Reputation: 11
I have a dataset on apple images and their sugar level. I took 6 photos of one apple for the dataset. So an apple has 6 photos & its sugar level.
I want to split the dataset into train and validation. I want apple images of the whole(6 photos in one set) to go into the train or validation set. I don't know how to split in that way.
This is CSV file for dataset
Thank you in advance!
Upvotes: 0
Views: 1180
Reputation: 3283
You could simply find the apple IDs and split by those instead. This could then be passed into a dataset class so that they are split across apple ids, rather than the standard approach of splitting randomly across the rows of the df.
apple_df = pd.read_csv(...)
apple_ids = apple_df['apple'].unique() #drop_duplicates() if DataFrame
apple_ids = apple_ids.sample(frac=1) #shuffle
train_val_split = int(0.9 * len(apple_ids))
train_apple_ids = apple_ids[:train_val_split]
val_apple_ids = apple_ids[train_val_split:]

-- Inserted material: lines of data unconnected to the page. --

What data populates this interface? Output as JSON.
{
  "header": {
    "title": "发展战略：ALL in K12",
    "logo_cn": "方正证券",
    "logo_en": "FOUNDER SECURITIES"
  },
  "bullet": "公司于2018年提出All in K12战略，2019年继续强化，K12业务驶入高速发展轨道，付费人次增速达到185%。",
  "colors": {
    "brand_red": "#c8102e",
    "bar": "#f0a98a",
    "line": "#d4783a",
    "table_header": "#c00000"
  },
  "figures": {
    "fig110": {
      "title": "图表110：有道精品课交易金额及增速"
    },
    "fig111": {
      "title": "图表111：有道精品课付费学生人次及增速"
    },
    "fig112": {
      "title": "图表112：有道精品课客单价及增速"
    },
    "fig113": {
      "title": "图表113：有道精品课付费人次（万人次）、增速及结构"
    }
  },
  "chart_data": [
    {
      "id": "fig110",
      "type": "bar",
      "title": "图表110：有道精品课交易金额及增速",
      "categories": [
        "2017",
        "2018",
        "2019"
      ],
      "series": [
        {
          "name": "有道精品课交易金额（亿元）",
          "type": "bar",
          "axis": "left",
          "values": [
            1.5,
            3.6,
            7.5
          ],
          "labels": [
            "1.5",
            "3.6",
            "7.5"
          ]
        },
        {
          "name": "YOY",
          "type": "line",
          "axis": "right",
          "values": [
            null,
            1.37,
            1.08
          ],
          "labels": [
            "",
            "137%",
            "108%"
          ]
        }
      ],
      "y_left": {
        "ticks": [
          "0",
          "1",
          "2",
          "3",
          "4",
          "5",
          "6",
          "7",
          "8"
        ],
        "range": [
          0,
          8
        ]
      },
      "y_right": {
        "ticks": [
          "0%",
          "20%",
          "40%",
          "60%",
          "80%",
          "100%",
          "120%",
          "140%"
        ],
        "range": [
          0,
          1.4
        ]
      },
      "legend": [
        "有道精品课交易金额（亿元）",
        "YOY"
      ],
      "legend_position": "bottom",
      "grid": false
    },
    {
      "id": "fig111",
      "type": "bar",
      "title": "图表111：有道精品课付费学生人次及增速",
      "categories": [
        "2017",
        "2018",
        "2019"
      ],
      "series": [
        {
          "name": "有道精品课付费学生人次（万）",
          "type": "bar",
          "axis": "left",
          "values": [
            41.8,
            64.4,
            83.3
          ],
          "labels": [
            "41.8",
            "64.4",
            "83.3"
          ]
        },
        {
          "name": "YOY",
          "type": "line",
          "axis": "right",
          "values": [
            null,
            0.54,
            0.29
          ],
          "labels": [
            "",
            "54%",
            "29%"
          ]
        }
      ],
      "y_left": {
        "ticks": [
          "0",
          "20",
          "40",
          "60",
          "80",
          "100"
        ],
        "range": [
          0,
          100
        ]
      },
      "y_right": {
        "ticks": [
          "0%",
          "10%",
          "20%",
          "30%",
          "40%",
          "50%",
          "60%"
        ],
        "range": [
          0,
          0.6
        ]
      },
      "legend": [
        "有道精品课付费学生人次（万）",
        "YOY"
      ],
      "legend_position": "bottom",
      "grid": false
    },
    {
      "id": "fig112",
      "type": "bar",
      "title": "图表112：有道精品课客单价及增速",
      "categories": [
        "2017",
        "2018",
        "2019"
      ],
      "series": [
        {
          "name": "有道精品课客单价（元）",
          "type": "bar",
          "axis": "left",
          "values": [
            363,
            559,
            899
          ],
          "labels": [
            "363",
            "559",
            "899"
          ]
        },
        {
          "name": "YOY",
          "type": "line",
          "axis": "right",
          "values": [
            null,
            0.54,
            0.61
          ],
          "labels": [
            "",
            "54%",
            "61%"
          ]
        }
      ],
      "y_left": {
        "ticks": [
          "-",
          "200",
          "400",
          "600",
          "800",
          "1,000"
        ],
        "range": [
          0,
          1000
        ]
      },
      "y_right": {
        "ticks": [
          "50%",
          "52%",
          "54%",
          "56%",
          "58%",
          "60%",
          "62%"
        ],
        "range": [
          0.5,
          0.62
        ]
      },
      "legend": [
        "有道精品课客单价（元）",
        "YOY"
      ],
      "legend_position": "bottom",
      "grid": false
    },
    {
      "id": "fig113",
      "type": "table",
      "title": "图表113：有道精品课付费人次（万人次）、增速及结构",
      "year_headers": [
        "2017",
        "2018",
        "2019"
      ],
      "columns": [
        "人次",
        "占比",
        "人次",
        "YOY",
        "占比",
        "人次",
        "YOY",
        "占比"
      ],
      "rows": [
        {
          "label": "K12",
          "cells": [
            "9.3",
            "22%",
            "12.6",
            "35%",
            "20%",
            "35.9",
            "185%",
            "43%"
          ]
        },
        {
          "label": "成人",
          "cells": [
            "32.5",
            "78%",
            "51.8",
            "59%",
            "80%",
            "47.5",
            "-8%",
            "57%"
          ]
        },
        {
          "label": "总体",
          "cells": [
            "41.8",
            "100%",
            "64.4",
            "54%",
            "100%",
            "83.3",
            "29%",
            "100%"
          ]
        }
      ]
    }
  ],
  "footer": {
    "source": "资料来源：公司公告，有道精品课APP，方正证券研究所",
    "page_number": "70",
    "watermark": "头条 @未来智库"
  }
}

class apple_dset(torch.utils.data.Dataset):
def __init__(self,df)
super(apple_dset,self).__init__()
self.df = df
def __len__(self):
return len(self.df.index)
def __getitem__(self,idx):
apple = self.df.iloc[idx]
# do loading...
return img, label
train_apple_df = apple_df.loc[apple_df['apple'].isin([train_apple_ids])]
val_apple_df = apple_df.loc[apple_df['apple'].isin([val_apple_ids])]
train_apple_ds = apple_dset(train_apple_df)
val_apple_ds = apple_dset(val_apple_df)
Upvotes: 1